Over the past three or four years a significant change has been taking place in Irish higher education. Since the publication of the Hunt Report in 2011 (National Strategy for Higher Education), there has been a visible shift of public policy in the direction of a more centralised management of the system. The state now regards it as appropriate to set a national strategic purpose to be reflected in individual institutional plans, and also to manage what has become known as the higher education ‘landscape‘ – the latter being the configuration of the sector and the identity and management of the individual universities and colleges within it.
And now, with remarkably little public attention regarding the implications, the government has announced its intention of introducing in 2014 a new piece of legislation in the form of a Universities (Amendment) Bill, the purpose of which is declared to be ‘to give the Minister the power to require universities to comply with government guidelines on remuneration, allowances, pensions and staffing numbers in the University sector’.
The picture that is emerging from all this is an interesting one: the government and its agencies will set an overall strategic context for individual institutions, will determine in which institutional configuration they will operate, and will determine centrally their staffing and human resources policy. Someone may have arguments in favour of such a higher education policy, but it will have to be stated clearly that it is completely incompatible with any – even limited – understanding of university autonomy.

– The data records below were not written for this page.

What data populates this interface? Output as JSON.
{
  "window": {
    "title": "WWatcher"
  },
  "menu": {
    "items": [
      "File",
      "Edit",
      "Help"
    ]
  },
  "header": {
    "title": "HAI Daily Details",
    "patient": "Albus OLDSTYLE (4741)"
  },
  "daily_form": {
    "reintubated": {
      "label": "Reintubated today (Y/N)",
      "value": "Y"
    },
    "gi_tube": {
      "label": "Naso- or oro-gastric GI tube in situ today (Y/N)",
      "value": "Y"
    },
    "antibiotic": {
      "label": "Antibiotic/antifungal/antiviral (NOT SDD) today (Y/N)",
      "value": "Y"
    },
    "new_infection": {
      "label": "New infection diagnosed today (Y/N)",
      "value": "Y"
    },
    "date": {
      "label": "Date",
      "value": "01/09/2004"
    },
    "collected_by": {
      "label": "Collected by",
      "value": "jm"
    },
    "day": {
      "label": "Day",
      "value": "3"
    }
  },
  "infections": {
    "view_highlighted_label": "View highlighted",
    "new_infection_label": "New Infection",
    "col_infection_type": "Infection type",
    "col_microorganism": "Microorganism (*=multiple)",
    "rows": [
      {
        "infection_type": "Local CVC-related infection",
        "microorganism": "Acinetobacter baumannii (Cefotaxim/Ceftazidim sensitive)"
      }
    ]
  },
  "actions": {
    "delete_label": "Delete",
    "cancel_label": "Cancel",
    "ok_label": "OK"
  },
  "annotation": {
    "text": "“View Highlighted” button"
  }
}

No major policy shift should be undertaken in any area without a clear understanding of how it will produce benefits; such an understanding does not exist in relation to current plans for Irish higher education. It is acknowledged throughout the world that autonomous universities perform much better and produce much greater benefits for their host countries. Ireland’s universities are now being directly threatened. There should, at the very least, be a vigorous debate, and the universities should be vocal in it.